Milton Grenfell, vice chairman of the civic art society and a classical architecture advocate, said the new design remained overscale, “with huge iron curtains,” and called the inscribed stones perched atop one another “willful” and “anti-aesthetic,” giving a feeling of “something that’s not going to last.” He said he hoped Congress would have a chance to weigh in.
I will have to disagree with the two critics mentioned by the Washington Post, both who work for the National Civic Art Society.
I don’t understand why showing Eisenhower throughout his life as a boy, a leader of men in combat, and a leader of men in service as President is an issue. From my understanding his humility was a core feature of his life. Furthermore a memorial illustrating how a boy from Abilene, Kansas grew up to lead one of the most powerful forces ever constructed during World War II, and then put aside his weapons to lead the nation as a civilian President is uniquely American.
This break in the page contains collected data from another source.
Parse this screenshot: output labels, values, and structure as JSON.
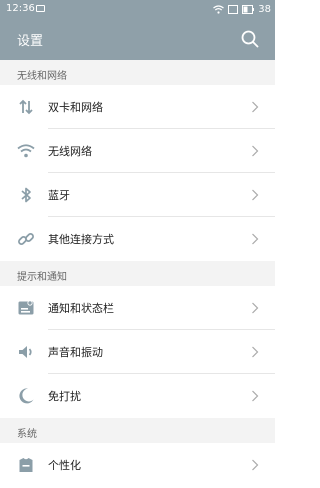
{
  "status_bar": {
    "time": "12:36",
    "battery_level": "38"
  },
  "header": {
    "title": "设置"
  },
  "sections": [
    {
      "title": "无线和网络",
      "items": [
        {
          "label": "双卡和网络",
          "icon": "swap-arrows-icon"
        },
        {
          "label": "无线网络",
          "icon": "wifi-icon"
        },
        {
          "label": "蓝牙",
          "icon": "bluetooth-icon"
        },
        {
          "label": "其他连接方式",
          "icon": "link-icon"
        }
      ]
    },
    {
      "title": "提示和通知",
      "items": [
        {
          "label": "通知和状态栏",
          "icon": "notification-icon"
        },
        {
          "label": "声音和振动",
          "icon": "speaker-icon"
        },
        {
          "label": "免打扰",
          "icon": "moon-icon"
        }
      ]
    },
    {
      "title": "系统",
      "items": [
        {
          "label": "个性化",
          "icon": "shirt-icon"
        }
      ]
    }
  ],
  "colors": {
    "header_bg": "#8fa0a9",
    "icon_color": "#8b9ea8",
    "section_bg": "#f3f3f3"
  }
}
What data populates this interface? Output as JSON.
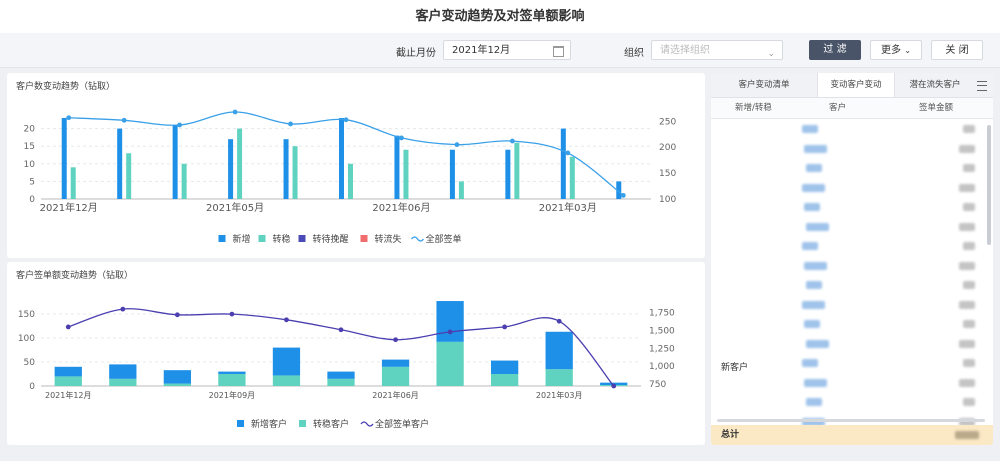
{
  "page_title": "客户变动趋势及对签单额影响",
  "filters": {
    "end_month_label": "截止月份",
    "end_month_value": "2021年12月",
    "org_label": "组织",
    "org_placeholder": "请选择组织",
    "filter_button": "过 滤",
    "more_button": "更多",
    "close_button": "关 闭"
  },
  "chart1": {
    "title": "客户数变动趋势（钻取）",
    "chart_data": {
      "type": "bar",
      "categories": [
        "2021年12月",
        "",
        "",
        "2021年05月",
        "",
        "",
        "2021年06月",
        "",
        "",
        "2021年03月",
        ""
      ],
      "series": [
        {
          "name": "新增",
          "color": "#1e90e8",
          "axis": "left",
          "values": [
            23,
            20,
            21,
            17,
            17,
            23,
            18,
            14,
            14,
            20,
            5
          ]
        },
        {
          "name": "转稳",
          "color": "#5fd3c0",
          "axis": "left",
          "values": [
            9,
            13,
            10,
            20,
            15,
            10,
            14,
            5,
            16,
            12,
            0
          ]
        },
        {
          "name": "转待挽醒",
          "color": "#4b4bb8",
          "axis": "left",
          "values": [
            0,
            0,
            0,
            0,
            0,
            0,
            0,
            0,
            0,
            0,
            0
          ]
        },
        {
          "name": "转流失",
          "color": "#f06d6d",
          "axis": "left",
          "values": [
            0,
            0,
            0,
            0,
            0,
            0,
            0,
            0,
            0,
            0,
            0
          ]
        },
        {
          "name": "全部签单",
          "color": "#3aa0e8",
          "type": "line",
          "axis": "right",
          "values": [
            257,
            252,
            243,
            268,
            245,
            253,
            218,
            205,
            212,
            189,
            107
          ]
        }
      ],
      "yticks_left": [
        "0",
        "5",
        "10",
        "15",
        "20"
      ],
      "yticks_right": [
        "100",
        "150",
        "200",
        "250"
      ],
      "ylim_left": [
        0,
        25
      ],
      "ylim_right": [
        100,
        270
      ],
      "grid": true,
      "legend_placement": "bottom"
    }
  },
  "chart2": {
    "title": "客户签单额变动趋势（钻取）",
    "chart_data": {
      "type": "bar",
      "stacked": true,
      "categories": [
        "2021年12月",
        "",
        "",
        "2021年09月",
        "",
        "",
        "2021年06月",
        "",
        "",
        "2021年03月",
        ""
      ],
      "series": [
        {
          "name": "新增客户",
          "color": "#1e90e8",
          "axis": "left",
          "values": [
            20,
            30,
            28,
            5,
            58,
            15,
            15,
            85,
            28,
            78,
            5
          ]
        },
        {
          "name": "转稳客户",
          "color": "#5fd3c0",
          "axis": "left",
          "values": [
            20,
            15,
            5,
            25,
            22,
            15,
            40,
            92,
            25,
            35,
            2
          ]
        },
        {
          "name": "全部签单客户",
          "color": "#4b3fb0",
          "type": "line",
          "axis": "right",
          "values": [
            1550,
            1800,
            1720,
            1730,
            1650,
            1510,
            1370,
            1480,
            1550,
            1630,
            720
          ]
        }
      ],
      "yticks_left": [
        "0",
        "50",
        "100",
        "150"
      ],
      "yticks_right": [
        "750",
        "1,000",
        "1,250",
        "1,500",
        "1,750"
      ],
      "ylim_left": [
        0,
        175
      ],
      "ylim_right": [
        720,
        1900
      ],
      "grid": true,
      "legend_placement": "bottom"
    }
  },
  "right_panel": {
    "tabs": [
      "客户变动清单",
      "变动客户变动",
      "潜在流失客户"
    ],
    "active_tab": 1,
    "columns": [
      "新增/转稳",
      "客户",
      "签单金额"
    ],
    "row_group_label": "新客户",
    "total_label": "总计"
  }
}
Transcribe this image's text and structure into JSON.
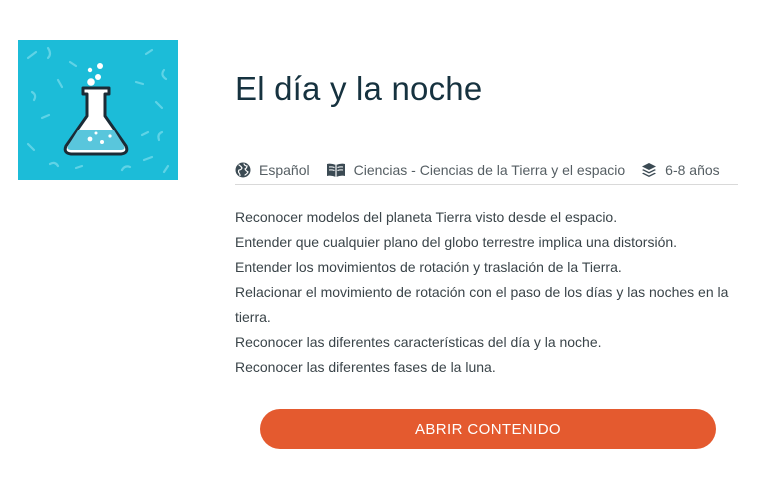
{
  "resource": {
    "title": "El día y la noche",
    "thumbnail_icon": "flask-icon",
    "thumbnail_color": "#1cbcd8"
  },
  "meta": {
    "language": "Español",
    "language_icon": "globe-icon",
    "subject": "Ciencias - Ciencias de la Tierra y el espacio",
    "subject_icon": "book-icon",
    "age": "6-8 años",
    "age_icon": "layers-icon"
  },
  "objectives": [
    "Reconocer modelos del planeta Tierra visto desde el espacio.",
    "Entender que cualquier plano del globo terrestre implica una distorsión.",
    "Entender los movimientos de rotación y traslación de la Tierra.",
    "Relacionar el movimiento de rotación con el paso de los días y las noches en la tierra.",
    "Reconocer las diferentes características del día y la noche.",
    "Reconocer las diferentes fases de la luna."
  ],
  "actions": {
    "open_label": "ABRIR CONTENIDO",
    "accent_color": "#e45a2f"
  }
}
His seminal Homecoming Speech in Abilene, Kansas on June 22, 1945 explicitly links his dreams to his youth and a deflection of honor from himself to the men he commanded:
Because no man is really a man who has lost out of himself all of the boy, I want to speak first of the dreams of a barefoot boy. Frequently, they are to be of a street car conductor or he sees himself as the town policeman, above all he may reach to a position of locomotive engineer, but always in his dreams is that day when he finally comes home. Comes home to a welcome from his own home town. Because today that dream of mine of 45 years or more ago has been realized beyond the wildest stretches of my own imagination, I come here, first, to thank you, to say the proudest thing I can claim is that I am from Abilene.
…
One more word, there was one thing in the parade today that was in error. A number of signs – I saw a sign, “Welcome to our Hero.” I am not the hero, I am the symbol of the heroic men you people and all the United states have sent to war. It has been my great honor to command three million American men and women in Europe. All those people from Dickinson County could not come back at one time for a celebration like this, I fully realize, cannot be held for the return of each but in the sum total, if you, as a community, accepts each one of those men back to your hearts as you have me, not only will you be doing for them the one thing they desire but for my part you will earn my eternal gratitude. Every one of those men is precious to me and each one coming back does not want special treatment; he does not want to be supported for life. The initiative, the self-dependence that made him great as a soldier, he expects to exercise in peace, but he does want to be received in the same friendly spirit that you received me. I know you will do it, not as parts of your war duty but out of the greatness of your heart and the warmth of your affection for soldiers that have laid everything on the line for us, even their very lives.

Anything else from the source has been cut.